Karena itu, setiap notaris dituntut mampu menerapkan manajemen risiko secara optimal guna menjaga integritas profesi, meningkatkan kualitas pelayanan, serta mempertahankan kepercayaan publik. Ia mengingatkan bahwa kesalahan maupun pelanggaran dalam menjalankan tugas dapat berujung pada sengketa perdata, sanksi administratif, pelanggaran kode etik, hingga pertanggungjawaban pidana.
Mitigasi risiko jabatan notaris, lanjutnya, mencakup berbagai aspek penting. Mulai dari kepatuhan terhadap peraturan perundang-undangan, pengelolaan risiko operasional dalam pelaksanaan tugas, hingga administrasi akta dan protokol notaris yang harus dijalankan secara tertib dan sesuai ketentuan.
Ignatius menekankan pentingnya menjalankan seluruh kewajiban jabatan berdasarkan Undang-Undang Jabatan Notaris. Selain itu, tertib administrasi dan ketelitian dalam setiap prosedur menjadi faktor utama untuk mencegah potensi sengketa maupun temuan dalam pengawasan.

Keabsahan dan kerahasiaan akta juga menjadi perhatian dalam seminar tersebut. Ignatius mengingatkan bahwa perubahan isi akta yang tidak sesuai aturan atau kebocoran informasi kepada pihak yang tidak berkepentingan dapat menimbulkan konsekuensi hukum yang serius.
Menurutnya, independensi, kehati-hatian, dan kepatuhan terhadap etika profesi harus selalu menjadi pedoman bagi notaris dalam menjalankan tugas. Langkah tersebut dinilai penting untuk menjaga kredibilitas profesi sekaligus memberikan perlindungan hukum bagi seluruh pihak yang terlibat.
Dalam pemaparannya, Ignatius turut menjelaskan sejumlah tindak pidana yang berpotensi menjerat notaris apabila tidak menjalankan jabatan secara profesional dan sesuai ketentuan hukum. Beberapa di antaranya meliputi pemalsuan surat dan akta autentik, memasukkan keterangan palsu ke dalam akta, penggelapan, penipuan, pelanggaran rahasia jabatan, hingga keterlibatan dalam tindak pidana korupsi dan pencucian uang.
Ia menegaskan bahwa persoalan administratif yang tidak ditangani dengan baik dapat berkembang menjadi masalah hukum yang lebih berat. Oleh sebab itu, notaris perlu meningkatkan kewaspadaan dan profesionalisme dalam setiap pelaksanaan tugas.

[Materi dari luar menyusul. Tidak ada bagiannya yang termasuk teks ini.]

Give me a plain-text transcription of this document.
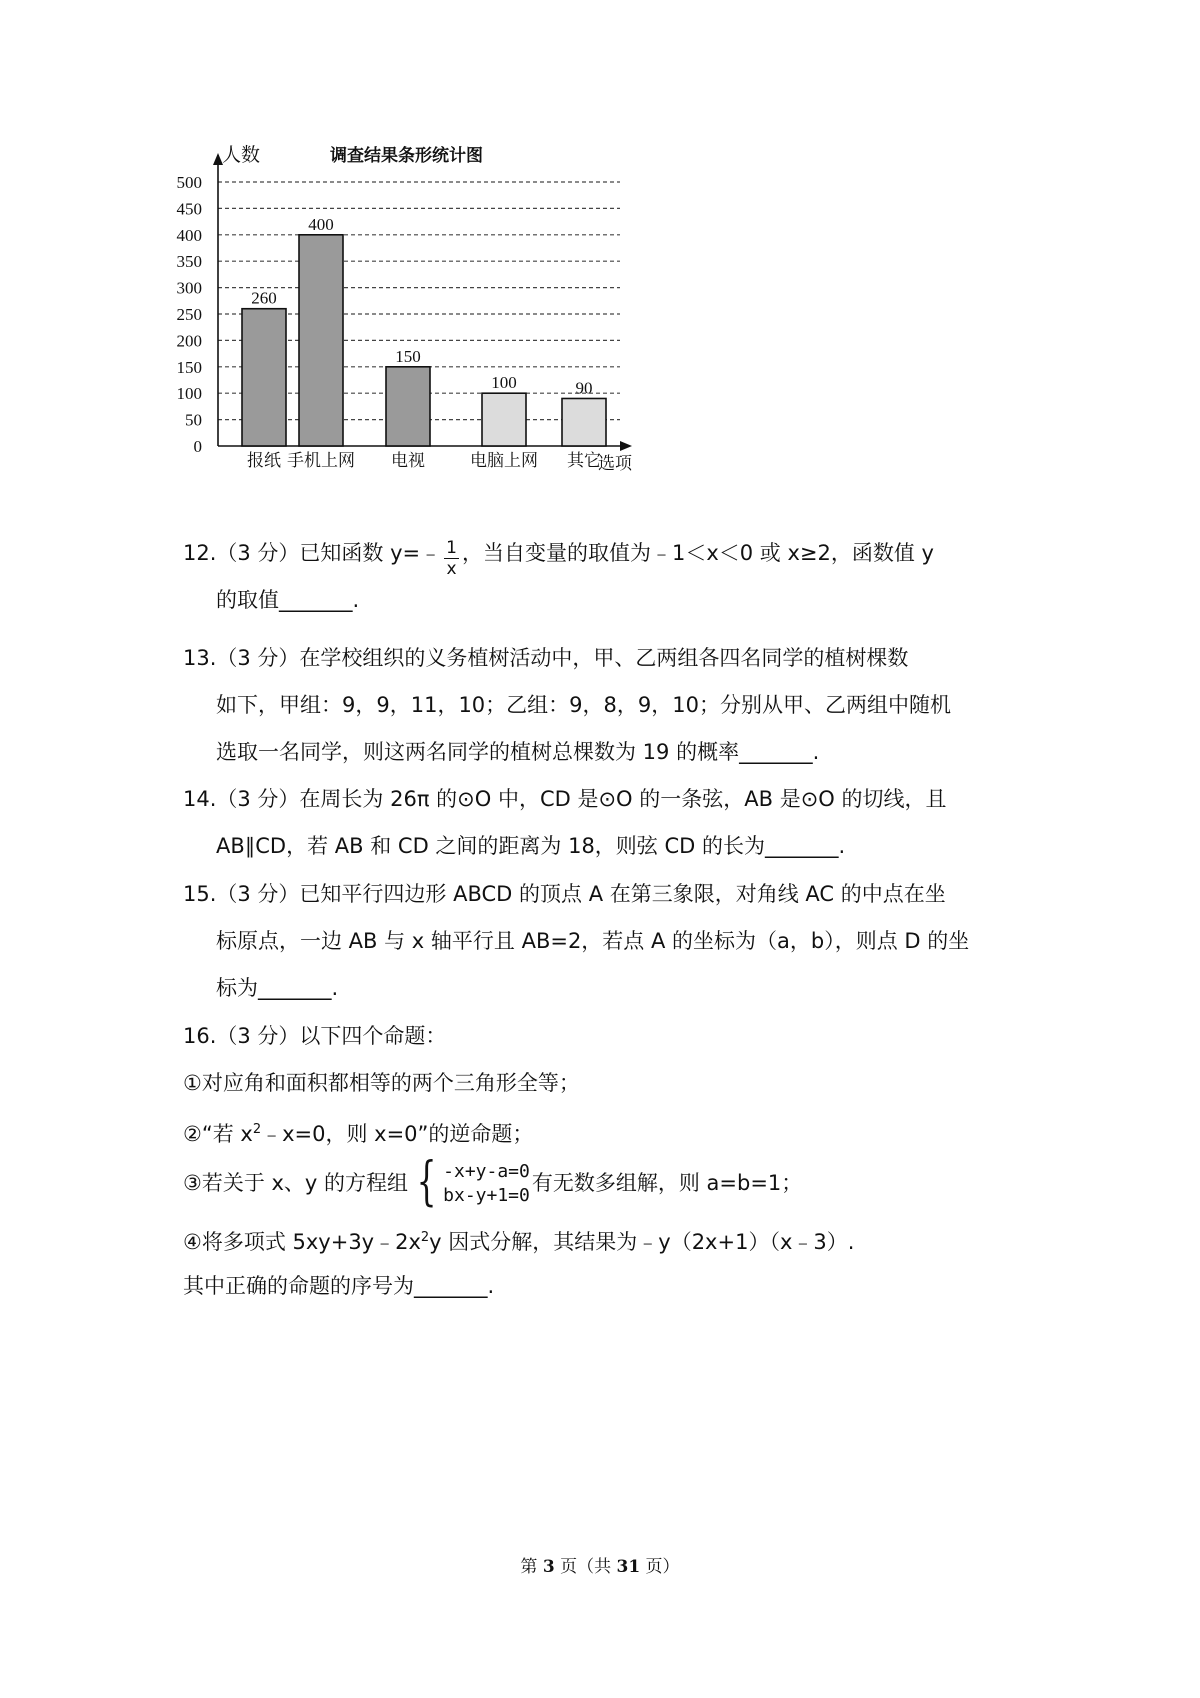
0
50
100
150
200
250
300
350
400
450
500
人数	调查结果条形统计图
选项
260
报纸
400
手机上网
150
电视
100
电脑上网
90
其它
12.（3 分）已知函数 y=﹣ $\frac{1}{x}$ ，当自变量的取值为﹣1＜x＜0 或 x≥2，函数值 y
的取值_______.
13.（3 分）在学校组织的义务植树活动中，甲、乙两组各四名同学的植树棵数
如下，甲组：9，9，11，10；乙组：9，8，9，10；分别从甲、乙两组中随机
选取一名同学，则这两名同学的植树总棵数为 19 的概率_______.
14.（3 分）在周长为 26π 的⊙O 中，CD 是⊙O 的一条弦，AB 是⊙O 的切线，且
AB∥CD，若 AB 和 CD 之间的距离为 18，则弦 CD 的长为_______.
15.（3 分）已知平行四边形 ABCD 的顶点 A 在第三象限，对角线 AC 的中点在坐
标原点，一边 AB 与 x 轴平行且 AB=2，若点 A 的坐标为（a，b），则点 D 的坐
标为_______.
16.（3 分）以下四个命题：
①对应角和面积都相等的两个三角形全等；
②“若 $x^2﹣x=0$，则 x=0”的逆命题；
③若关于 x、y 的方程组 { -x+y-a=0
bx-y+1=0
有无数多组解，则 a=b=1；
④将多项式 $5xy+3y﹣2x^2y$ 因式分解，其结果为﹣y（2x+1）（x﹣3）.
其中正确的命题的序号为_______.
第 3 页（共 31 页）
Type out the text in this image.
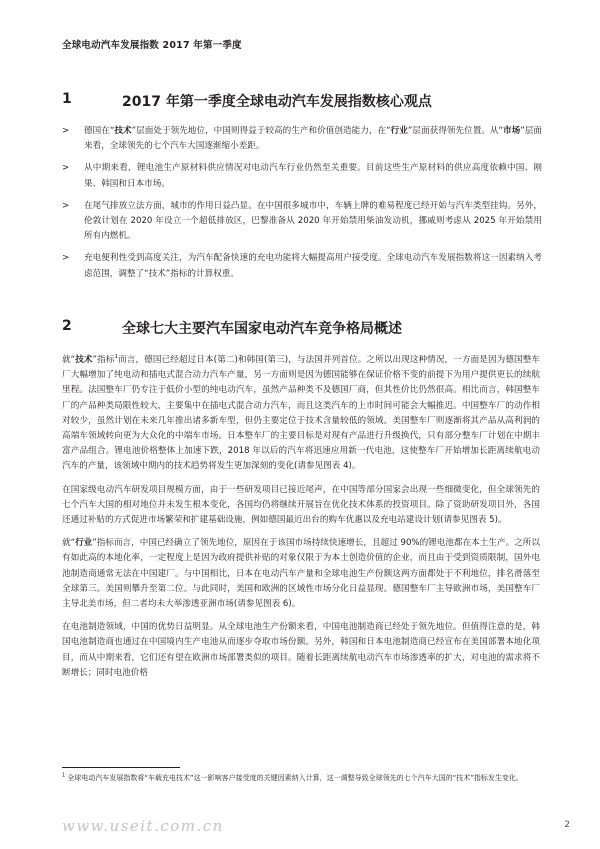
全球电动汽车发展指数 2017 年第一季度
1	2017 年第一季度全球电动汽车发展指数核心观点
> 德国在“技术”层面处于领先地位，中国则得益于较高的生产和价值创造能力，在“行业”层面获得领先位置。从“市场”层面来看，全球领先的七个汽车大国逐渐缩小差距。
> 从中期来看，锂电池生产原材料供应情况对电动汽车行业仍然至关重要。目前这些生产原材料的供应高度依赖中国、刚果、韩国和日本市场。
> 在尾气排放立法方面，城市的作用日益凸显。在中国很多城市中，车辆上牌的难易程度已经开始与汽车类型挂钩。另外，伦敦计划在 2020 年设立一个超低排放区，巴黎准备从 2020 年开始禁用柴油发动机，挪威则考虑从 2025 年开始禁用所有内燃机。
> 充电便利性受到高度关注，为汽车配备快速的充电功能将大幅提高用户接受度。全球电动汽车发展指数将这一因素纳入考虑范围，调整了“技术”指标的计算权重。
2	全球七大主要汽车国家电动汽车竞争格局概述

就“技术”指标$^1$而言，德国已经超过日本(第二)和韩国(第三)，与法国并列首位。之所以出现这种情况，一方面是因为德国整车厂大幅增加了纯电动和插电式混合动力汽车产量，另一方面则是因为德国能够在保证价格不变的前提下为用户提供更长的续航里程。法国整车厂仍专注于低价小型的纯电动汽车，虽然产品种类不及德国厂商，但其性价比仍然很高。相比而言，韩国整车厂的产品种类局限性较大，主要集中在插电式混合动力汽车，而且这类汽车的上市时间可能会大幅推迟。中国整车厂的动作相对较少，虽然计划在未来几年推出诸多新车型，但仍主要定位于技术含量较低的领域。美国整车厂则逐渐将其产品从高利润的高端车领域转向更为大众化的中端车市场。日本整车厂的主要目标是对现有产品进行升级换代，只有部分整车厂计划在中期丰富产品组合。锂电池价格整体上加速下跌，2018 年以后的汽车将迅速应用新一代电池，这使整车厂开始增加长距离续航电动汽车的产量，该领域中期内的技术趋势将发生更加深刻的变化(请参见图表 4)。

在国家级电动汽车研发项目规模方面，由于一些研发项目已接近尾声，在中国等部分国家会出现一些细微变化，但全球领先的七个汽车大国的相对地位并未发生根本变化，各国均仍将继续开展旨在优化技术体系的投资项目。除了资助研发项目外，各国还通过补贴的方式促进市场繁荣和扩建基础设施，例如德国最近出台的购车优惠以及充电站建设计划(请参见图表 5)。

就“行业”指标而言，中国已经确立了领先地位，原因在于该国市场持续快速增长，且超过 90%的锂电池都在本土生产。之所以有如此高的本地化率，一定程度上是因为政府提供补贴的对象仅限于为本土创造价值的企业，而且由于受到资质限制，国外电池制造商通常无法在中国建厂。与中国相比，日本在电动汽车产量和全球电池生产份额这两方面都处于不利地位，排名滑落至全球第三。美国则攀升至第二位。与此同时，美国和欧洲的区域性市场分化日益显现。德国整车厂主导欧洲市场，美国整车厂主导北美市场，但二者均未大举渗透亚洲市场(请参见图表 6)。

在电池制造领域，中国的优势日益明显。从全球电池生产份额来看，中国电池制造商已经处于领先地位。但值得注意的是，韩国电池制造商也通过在中国境内生产电池从而逐步夺取市场份额。另外，韩国和日本电池制造商已经宣布在美国部署本地化项目，而从中期来看，它们还有望在欧洲市场部署类似的项目。随着长距离续航电动汽车市场渗透率的扩大，对电池的需求将不断增长；同时电池价格

$^1$ 全球电动汽车发展指数将“车载充电技术”这一影响客户接受度的关键因素纳入计算，这一调整导致全球领先的七个汽车大国的“技术”指标发生变化。
www.useit.com.cn	2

Kegiatan seminar diawali dengan menyanyikan lagu Indonesia Raya. Acara kemudian dilanjutkan dengan laporan Ketua Panitia Aida Verawati Wahab, sambutan Ketua Pengwil INI Sumatera Utara Ikhsan Lubis, serta sambutan Ketua Pengwil IPPAT Sumatera Utara Nurlinda Simanjorang.

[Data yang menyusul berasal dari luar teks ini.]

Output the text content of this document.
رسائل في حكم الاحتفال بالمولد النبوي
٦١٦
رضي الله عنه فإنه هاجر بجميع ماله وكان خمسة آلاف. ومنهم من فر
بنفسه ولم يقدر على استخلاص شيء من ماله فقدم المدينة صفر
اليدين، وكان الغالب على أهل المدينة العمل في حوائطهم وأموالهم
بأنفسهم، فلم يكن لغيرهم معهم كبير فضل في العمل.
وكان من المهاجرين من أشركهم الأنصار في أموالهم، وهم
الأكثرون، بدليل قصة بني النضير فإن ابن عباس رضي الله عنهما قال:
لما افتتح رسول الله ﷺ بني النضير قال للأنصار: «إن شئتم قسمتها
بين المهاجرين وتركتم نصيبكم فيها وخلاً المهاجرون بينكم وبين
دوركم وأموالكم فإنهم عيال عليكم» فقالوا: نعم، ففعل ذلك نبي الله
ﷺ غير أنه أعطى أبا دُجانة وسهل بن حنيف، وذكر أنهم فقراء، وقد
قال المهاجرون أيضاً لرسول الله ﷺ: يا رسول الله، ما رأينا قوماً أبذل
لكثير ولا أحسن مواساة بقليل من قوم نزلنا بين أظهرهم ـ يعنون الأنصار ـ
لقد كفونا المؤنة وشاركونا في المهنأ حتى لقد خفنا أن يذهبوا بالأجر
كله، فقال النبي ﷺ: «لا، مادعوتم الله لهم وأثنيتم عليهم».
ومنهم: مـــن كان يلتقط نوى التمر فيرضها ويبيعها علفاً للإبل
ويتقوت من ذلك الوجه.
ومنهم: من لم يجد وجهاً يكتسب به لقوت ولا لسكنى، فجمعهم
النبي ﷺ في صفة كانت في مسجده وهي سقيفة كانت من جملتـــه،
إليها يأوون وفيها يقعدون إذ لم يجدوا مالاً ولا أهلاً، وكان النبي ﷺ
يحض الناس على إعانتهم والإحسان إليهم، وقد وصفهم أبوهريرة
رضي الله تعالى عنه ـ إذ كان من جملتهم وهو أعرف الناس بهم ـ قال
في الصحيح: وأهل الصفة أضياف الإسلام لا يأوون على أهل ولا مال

Setelah sesi pembukaan, para peserta mengikuti pemaparan materi dan diskusi mengenai perlindungan notaris bersama perwakilan Kantor Wilayah ATR/BPN Sumatera Utara. Kegiatan ditutup dengan penyerahan cenderamata dan foto bersama sebagai simbol komitmen untuk terus meningkatkan profesionalisme notaris dan PPAT di Sumatera Utara. (Red/Rel).